Era el fin de la primera década de este siglo y Argentina conocía malos momentos. Una atroz sequía había penalizado muy duramente al agro –la peor en medio siglo– lo que para un país de definida vocación agropecuaria constituía un verdadero quebradero de cabeza. El gobierno capitalizaba en su disfavor una larga y sostenida inflación y estaba a punto de enfrentar una situación de incapacidad de pago de sus obligaciones internacionales, lo que se anunciaba como una gran catástrofe para el gobierno.

Ese fue el momento seleccionado por la alta jerarquía China para proponerle a los altos mandos de Cristina Kirchner emprender conjuntamente un proyecto de mucha envergadura con ingentes beneficios para cada una de las partes.

El país del Sur que por tradición e interés propio había estado siempre atento al devenir chino y seguido con cuidado el norte que marca su brújula, recibió con beneplácito la singular oferta y se iniciaron conversaciones en las que oficiales del gobierno de Hu Jintao y contrapartes argentinos debatieron y acordaron la instalación en la Patagonia de un centro chino de observación espacial. Todo ello fue armado de espaldas a muchos en el país sureño y muy sigilosamente de cara al mundo.

No fueron pocas las cosas que el gobierno de la tercera potencia mundial ofreció a los argentinos a cambio de una posición proclive al magno emprendimiento: inversiones ferroviarias de gran calado y otras en infraestructura de mucha trascendencia para su economía, ayuda monetaria para la estabilización de la moneda argentina que sobrepasaban los 10.000 millones de dólares, apoyo en la reclamación argentina sobre las Islas Malvinas y otras ventajas unilaterales que convertían a Argentina en un socio preferido, junto con Venezuela, dentro de la geografía suramericana.

Tres años más tarde, ya bajo la presidencia de Xi Jinping, Kirchner firmó con su homólogo un acuerdo en el que cedía a China, durante medio siglo, su soberanía sobre una vasta extensión de terreno en la provincia de Neuquén, alejada de los centros poblados de la zona, sin que mediara el pago de una renta, para que allí fuera instalado un centro de observación espacial.

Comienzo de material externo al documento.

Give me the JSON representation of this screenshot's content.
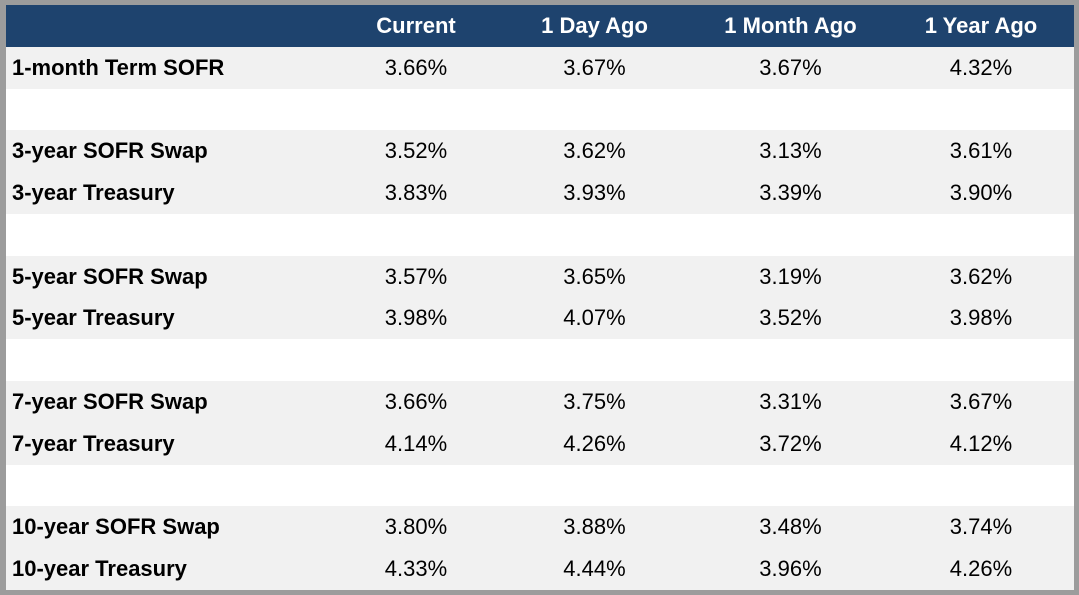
{
  "colors": {
    "header-bg": "#1E436E",
    "header-text": "#FFFFFF",
    "band-bg": "#F1F1F1",
    "spacer-bg": "#FFFFFF",
    "frame-border": "#9C9C9C",
    "text": "#000000"
  },
  "chart_data": {
    "type": "table",
    "columns": [
      "",
      "Current",
      "1 Day Ago",
      "1 Month Ago",
      "1 Year Ago"
    ],
    "rows": [
      {
        "label": "1-month Term SOFR",
        "values": [
          "3.66%",
          "3.67%",
          "3.67%",
          "4.32%"
        ]
      },
      {
        "label": "3-year SOFR Swap",
        "values": [
          "3.52%",
          "3.62%",
          "3.13%",
          "3.61%"
        ]
      },
      {
        "label": "3-year Treasury",
        "values": [
          "3.83%",
          "3.93%",
          "3.39%",
          "3.90%"
        ]
      },
      {
        "label": "5-year SOFR Swap",
        "values": [
          "3.57%",
          "3.65%",
          "3.19%",
          "3.62%"
        ]
      },
      {
        "label": "5-year Treasury",
        "values": [
          "3.98%",
          "4.07%",
          "3.52%",
          "3.98%"
        ]
      },
      {
        "label": "7-year SOFR Swap",
        "values": [
          "3.66%",
          "3.75%",
          "3.31%",
          "3.67%"
        ]
      },
      {
        "label": "7-year Treasury",
        "values": [
          "4.14%",
          "4.26%",
          "3.72%",
          "4.12%"
        ]
      },
      {
        "label": "10-year SOFR Swap",
        "values": [
          "3.80%",
          "3.88%",
          "3.48%",
          "3.74%"
        ]
      },
      {
        "label": "10-year Treasury",
        "values": [
          "4.33%",
          "4.44%",
          "3.96%",
          "4.26%"
        ]
      }
    ]
  }
}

El asunto fue altamente polémico en su momento, pero la fortaleza de Cristina en el poder consiguió terminar con las críticas suscitadas por la construcción de las instalaciones. La base comenzó a ser construida según la premisa de que ella permitiría al país asiático incursionar en viajes a la estratosfera que le haría accesible el lado no visible de la Luna. Esta base es hoy visible desde muchos kilómetros a la distancia.

La edición española de The New York Times trajo, hace pocos días, un interesante relato sobre la importancia que esta base tiene como demostración fehaciente de la incisiva presencia china en nuestro continente, y de otras formas curiosas y originales que su penetración reviste en ocasiones. Un momento de debilidad es escogido, dentro de la administración de un país con un gobierno proclive a compartir la filosofía del gobierno comunista de Pekín, para “impulsarlo” a colaborar en el desarrollo de un proyecto chino, a cambio de una cooperación significativa en áreas que ayudan al débil a sacar sus castañas del fuego.

Mientras tanto, una base como la que hoy ya está en operación en suelo patagónico está siendo protagonista de usos imposibles de controlar por Argentina, al tiempo que facilita la gravitación de la potencia china en el mundo de las operaciones y comunicaciones espaciales.